The distribution and regulation of leukemia inhibitory factor (LIF) and its receptor (LIFR) in human lung tissue is unknown. We recently found that LIF was immunolocalized to several cell types in human airways, and that exogenous LIF modulated neural and contractile responses of explanted airways. The present study aimed to determine the cellular distribution and regulation of gene transcripts for LIF and LIFR in human lung, and measured the release of LIF in response to anti-immunoglobulin (Ig)E, interleukin (IL)-1beta, and IL-6. Exposure of human lung to IL-1beta (100 pg/ml) resulted in the rapid induction of LIF messenger RNA (mRNA) (1 h) and subsequent protein release (6 h). Similar results were observed when lung tissue was exposed to anti-IgE (6 U/ml).

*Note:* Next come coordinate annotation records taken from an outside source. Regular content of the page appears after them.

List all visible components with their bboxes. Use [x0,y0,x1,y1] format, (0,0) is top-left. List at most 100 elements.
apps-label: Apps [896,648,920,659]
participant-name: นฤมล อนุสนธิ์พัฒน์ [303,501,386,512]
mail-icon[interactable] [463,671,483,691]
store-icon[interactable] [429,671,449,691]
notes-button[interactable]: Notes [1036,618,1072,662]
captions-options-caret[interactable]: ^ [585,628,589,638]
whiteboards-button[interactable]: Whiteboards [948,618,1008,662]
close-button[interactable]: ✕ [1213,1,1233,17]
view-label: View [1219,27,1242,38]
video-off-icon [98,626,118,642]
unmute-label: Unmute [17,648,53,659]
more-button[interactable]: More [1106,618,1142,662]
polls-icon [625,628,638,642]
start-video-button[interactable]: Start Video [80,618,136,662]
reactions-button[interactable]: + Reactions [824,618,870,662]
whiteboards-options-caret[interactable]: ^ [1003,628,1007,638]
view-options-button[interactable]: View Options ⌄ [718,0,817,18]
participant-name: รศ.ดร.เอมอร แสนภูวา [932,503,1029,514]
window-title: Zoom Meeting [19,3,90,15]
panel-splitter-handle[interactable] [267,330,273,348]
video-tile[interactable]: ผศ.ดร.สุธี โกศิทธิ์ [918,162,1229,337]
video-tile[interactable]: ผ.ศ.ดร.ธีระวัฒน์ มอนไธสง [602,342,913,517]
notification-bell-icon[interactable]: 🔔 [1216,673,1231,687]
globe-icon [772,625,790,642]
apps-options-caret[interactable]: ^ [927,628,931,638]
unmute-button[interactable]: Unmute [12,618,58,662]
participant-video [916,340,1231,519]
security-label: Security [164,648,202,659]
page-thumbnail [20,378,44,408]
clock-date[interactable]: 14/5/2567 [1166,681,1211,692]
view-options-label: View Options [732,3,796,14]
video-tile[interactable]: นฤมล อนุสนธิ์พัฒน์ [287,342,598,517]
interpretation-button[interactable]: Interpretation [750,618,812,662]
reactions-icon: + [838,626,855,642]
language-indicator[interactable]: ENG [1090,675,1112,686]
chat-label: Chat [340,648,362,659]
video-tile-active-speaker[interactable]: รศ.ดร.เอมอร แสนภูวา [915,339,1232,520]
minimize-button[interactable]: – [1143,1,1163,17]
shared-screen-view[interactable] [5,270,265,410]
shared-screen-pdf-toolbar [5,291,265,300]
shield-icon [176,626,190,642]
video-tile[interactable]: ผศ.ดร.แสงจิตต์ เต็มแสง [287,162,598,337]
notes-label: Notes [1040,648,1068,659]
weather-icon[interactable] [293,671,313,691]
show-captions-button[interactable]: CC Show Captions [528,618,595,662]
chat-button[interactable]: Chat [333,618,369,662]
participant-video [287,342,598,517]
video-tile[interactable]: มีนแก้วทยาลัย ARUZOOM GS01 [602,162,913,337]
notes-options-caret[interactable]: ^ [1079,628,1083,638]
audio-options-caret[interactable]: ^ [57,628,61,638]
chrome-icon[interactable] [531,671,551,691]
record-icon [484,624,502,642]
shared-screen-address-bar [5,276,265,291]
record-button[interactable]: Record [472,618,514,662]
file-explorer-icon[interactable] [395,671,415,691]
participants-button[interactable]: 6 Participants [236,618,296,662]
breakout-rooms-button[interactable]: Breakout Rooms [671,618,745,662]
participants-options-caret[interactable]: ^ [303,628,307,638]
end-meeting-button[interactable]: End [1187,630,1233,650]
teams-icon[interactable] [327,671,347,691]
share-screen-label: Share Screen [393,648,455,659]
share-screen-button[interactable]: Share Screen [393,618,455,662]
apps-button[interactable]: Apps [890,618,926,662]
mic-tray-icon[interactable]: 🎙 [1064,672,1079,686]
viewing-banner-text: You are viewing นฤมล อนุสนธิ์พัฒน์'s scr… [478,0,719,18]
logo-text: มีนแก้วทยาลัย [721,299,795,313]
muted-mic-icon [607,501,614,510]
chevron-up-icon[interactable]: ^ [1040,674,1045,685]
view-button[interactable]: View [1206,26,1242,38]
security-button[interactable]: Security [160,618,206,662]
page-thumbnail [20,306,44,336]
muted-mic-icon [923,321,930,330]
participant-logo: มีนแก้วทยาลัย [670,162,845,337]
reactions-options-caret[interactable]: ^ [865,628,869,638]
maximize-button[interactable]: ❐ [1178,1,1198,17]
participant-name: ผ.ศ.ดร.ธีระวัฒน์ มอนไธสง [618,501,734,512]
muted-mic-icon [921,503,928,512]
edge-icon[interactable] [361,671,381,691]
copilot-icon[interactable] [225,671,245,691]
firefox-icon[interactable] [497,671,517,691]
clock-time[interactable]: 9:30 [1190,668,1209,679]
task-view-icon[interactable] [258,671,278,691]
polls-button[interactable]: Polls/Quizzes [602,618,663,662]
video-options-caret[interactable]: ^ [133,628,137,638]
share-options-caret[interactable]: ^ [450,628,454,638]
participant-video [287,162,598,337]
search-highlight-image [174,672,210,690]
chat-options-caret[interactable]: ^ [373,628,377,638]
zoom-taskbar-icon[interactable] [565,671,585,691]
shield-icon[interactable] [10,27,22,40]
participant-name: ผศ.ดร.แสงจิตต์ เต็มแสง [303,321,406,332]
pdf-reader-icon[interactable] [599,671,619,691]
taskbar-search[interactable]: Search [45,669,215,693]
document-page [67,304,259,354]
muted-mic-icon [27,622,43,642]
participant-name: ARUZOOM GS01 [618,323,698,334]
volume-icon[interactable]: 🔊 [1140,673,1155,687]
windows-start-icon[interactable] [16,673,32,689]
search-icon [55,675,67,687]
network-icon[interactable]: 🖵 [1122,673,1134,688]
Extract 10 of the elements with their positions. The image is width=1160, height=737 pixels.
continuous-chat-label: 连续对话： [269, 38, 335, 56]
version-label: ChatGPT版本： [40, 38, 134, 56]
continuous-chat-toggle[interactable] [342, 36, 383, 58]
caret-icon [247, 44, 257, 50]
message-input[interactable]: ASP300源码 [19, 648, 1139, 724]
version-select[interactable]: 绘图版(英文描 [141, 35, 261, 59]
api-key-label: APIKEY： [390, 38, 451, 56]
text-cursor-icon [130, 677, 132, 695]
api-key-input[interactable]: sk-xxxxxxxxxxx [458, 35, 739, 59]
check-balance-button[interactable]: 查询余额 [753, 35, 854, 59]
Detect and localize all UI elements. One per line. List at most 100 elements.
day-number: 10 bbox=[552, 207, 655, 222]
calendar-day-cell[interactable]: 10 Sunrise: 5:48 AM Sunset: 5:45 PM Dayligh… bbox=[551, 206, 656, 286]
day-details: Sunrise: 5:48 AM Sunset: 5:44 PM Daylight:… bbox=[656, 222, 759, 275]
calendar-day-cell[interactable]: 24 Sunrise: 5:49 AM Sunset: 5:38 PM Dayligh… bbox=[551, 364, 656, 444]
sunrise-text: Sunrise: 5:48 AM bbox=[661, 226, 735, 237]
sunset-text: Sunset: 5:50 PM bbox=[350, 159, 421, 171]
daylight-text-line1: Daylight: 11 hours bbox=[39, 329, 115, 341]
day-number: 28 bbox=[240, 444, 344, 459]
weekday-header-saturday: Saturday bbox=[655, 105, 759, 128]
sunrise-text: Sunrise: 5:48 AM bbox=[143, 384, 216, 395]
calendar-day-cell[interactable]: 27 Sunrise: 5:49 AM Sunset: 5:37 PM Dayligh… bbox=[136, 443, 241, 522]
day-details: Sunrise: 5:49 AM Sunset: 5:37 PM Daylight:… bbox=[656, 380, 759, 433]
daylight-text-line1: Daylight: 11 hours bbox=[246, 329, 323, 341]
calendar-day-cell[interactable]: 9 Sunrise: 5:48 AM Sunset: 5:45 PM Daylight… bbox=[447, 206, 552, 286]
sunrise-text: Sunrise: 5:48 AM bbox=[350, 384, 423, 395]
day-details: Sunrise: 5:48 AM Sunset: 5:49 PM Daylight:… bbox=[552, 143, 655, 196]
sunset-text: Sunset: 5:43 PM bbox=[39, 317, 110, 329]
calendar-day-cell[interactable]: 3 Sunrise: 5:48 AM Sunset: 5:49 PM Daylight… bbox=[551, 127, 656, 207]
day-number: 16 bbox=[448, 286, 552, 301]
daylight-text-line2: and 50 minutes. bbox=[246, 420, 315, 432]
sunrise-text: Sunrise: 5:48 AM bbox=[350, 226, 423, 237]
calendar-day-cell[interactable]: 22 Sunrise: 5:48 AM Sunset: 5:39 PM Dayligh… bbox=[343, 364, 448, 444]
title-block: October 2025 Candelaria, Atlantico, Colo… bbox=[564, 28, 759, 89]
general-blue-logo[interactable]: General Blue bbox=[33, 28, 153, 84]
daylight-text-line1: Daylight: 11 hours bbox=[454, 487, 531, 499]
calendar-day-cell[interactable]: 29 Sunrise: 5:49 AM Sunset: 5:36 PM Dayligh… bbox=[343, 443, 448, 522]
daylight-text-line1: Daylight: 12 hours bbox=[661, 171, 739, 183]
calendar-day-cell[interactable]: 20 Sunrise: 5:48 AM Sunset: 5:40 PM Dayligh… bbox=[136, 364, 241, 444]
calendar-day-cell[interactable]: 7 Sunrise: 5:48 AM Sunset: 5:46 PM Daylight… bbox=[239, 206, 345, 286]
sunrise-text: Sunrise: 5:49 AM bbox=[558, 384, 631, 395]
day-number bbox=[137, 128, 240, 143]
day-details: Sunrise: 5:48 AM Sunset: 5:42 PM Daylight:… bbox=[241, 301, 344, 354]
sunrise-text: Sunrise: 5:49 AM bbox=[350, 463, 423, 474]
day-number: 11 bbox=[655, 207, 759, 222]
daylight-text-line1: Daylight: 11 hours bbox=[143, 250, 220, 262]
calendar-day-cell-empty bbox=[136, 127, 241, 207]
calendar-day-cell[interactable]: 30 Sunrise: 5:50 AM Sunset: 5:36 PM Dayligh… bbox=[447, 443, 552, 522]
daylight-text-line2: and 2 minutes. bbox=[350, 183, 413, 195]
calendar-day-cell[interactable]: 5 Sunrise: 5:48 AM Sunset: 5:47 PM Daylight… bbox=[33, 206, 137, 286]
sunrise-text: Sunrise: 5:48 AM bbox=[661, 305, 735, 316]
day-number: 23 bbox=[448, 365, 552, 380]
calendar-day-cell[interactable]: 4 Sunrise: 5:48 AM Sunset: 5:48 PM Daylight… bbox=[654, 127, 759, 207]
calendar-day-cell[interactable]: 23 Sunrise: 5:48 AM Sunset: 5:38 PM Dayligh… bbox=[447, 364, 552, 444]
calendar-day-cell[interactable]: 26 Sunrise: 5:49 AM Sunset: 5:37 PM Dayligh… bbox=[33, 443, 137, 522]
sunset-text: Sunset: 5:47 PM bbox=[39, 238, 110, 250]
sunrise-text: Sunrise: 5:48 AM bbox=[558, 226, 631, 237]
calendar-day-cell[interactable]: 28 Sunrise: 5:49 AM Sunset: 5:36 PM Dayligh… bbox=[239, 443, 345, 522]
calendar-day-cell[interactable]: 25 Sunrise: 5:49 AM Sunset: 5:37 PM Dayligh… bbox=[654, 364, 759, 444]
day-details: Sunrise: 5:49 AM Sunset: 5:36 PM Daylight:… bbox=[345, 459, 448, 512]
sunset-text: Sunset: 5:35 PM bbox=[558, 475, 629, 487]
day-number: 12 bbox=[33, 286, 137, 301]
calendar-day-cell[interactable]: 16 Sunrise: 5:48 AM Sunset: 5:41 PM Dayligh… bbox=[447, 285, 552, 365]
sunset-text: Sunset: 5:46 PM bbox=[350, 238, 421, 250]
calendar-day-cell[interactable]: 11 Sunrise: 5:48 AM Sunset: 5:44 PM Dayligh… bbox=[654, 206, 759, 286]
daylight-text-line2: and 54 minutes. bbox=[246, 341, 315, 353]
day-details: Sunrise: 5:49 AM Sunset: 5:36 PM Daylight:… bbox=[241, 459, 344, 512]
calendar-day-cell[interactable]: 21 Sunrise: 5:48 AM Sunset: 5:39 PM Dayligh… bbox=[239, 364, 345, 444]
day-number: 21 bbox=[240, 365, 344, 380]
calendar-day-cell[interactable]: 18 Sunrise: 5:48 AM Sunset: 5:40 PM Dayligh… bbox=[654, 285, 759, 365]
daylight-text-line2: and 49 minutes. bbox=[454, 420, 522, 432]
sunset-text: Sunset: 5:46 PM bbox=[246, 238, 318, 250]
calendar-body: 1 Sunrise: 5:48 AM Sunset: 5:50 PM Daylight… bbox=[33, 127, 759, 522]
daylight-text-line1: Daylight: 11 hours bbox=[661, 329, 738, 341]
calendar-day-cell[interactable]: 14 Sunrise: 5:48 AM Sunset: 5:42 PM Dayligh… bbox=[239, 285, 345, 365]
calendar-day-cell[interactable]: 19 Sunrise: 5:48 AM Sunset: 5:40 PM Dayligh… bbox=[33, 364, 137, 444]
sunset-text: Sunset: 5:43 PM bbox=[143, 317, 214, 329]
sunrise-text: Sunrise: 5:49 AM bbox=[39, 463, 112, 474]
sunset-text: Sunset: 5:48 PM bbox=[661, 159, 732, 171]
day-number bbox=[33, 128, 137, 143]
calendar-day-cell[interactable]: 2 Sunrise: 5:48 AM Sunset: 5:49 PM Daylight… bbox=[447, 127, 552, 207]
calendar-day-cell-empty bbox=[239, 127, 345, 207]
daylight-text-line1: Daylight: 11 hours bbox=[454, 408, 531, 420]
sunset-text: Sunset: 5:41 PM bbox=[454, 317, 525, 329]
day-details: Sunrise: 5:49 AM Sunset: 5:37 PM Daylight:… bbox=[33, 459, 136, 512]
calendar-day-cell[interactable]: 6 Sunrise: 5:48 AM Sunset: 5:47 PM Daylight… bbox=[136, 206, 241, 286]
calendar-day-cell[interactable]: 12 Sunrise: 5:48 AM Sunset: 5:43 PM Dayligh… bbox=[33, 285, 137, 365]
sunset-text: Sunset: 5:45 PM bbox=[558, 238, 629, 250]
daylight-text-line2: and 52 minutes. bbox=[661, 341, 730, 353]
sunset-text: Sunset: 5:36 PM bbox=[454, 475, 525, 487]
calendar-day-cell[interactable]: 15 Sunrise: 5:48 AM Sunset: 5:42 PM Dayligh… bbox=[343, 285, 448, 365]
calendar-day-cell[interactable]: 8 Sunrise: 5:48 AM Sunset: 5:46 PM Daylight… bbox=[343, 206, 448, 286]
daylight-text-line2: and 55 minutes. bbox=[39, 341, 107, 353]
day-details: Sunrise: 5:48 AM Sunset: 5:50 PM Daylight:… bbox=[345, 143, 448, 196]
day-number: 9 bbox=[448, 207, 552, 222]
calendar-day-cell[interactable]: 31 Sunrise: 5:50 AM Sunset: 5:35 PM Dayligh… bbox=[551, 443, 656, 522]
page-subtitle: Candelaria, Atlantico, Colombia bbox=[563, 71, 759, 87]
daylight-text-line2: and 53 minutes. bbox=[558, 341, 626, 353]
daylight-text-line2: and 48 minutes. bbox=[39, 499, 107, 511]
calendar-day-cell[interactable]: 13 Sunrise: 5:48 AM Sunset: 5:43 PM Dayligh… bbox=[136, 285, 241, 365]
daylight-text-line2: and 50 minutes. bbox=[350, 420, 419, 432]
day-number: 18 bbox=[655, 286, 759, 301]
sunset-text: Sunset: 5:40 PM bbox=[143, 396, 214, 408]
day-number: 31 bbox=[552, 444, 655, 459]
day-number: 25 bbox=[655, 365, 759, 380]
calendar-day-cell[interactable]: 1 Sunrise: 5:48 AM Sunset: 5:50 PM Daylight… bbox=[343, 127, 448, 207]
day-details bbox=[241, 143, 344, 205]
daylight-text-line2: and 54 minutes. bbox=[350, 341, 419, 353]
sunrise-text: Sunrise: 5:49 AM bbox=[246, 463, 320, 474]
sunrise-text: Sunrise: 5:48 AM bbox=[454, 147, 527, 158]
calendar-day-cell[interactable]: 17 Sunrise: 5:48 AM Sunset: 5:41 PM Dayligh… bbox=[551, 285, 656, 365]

Gene transcripts for LIF were observed in nine pulmonary cell types, with the greatest expression occurring in fibroblasts. LIFR transcripts were also widely expressed in these cell types. In cultures of nontransformed epithelial cells, lung fibroblasts, and airway smooth-muscle cells, IL-1beta (100 pg/ml) induced the rapid accumulation of LIF mRNA and protein release, with fibroblasts liberating the greatest amount. IL-6 also induced the expression of LIF mRNA and release of LIF in airway smooth-muscle cells, whereas exogenous LIF itself had no effect. Expression of LIFR mRNA was not influenced by exposure to IL-1beta or LIF in any of the cell lines used. These results highlight the widespread distribution and rapid release of LIF in human lung tissue and, in conjunction with our previous report, suggest that this cytokine may play an important role in lung inflammatory processes and neuroimmune interactions.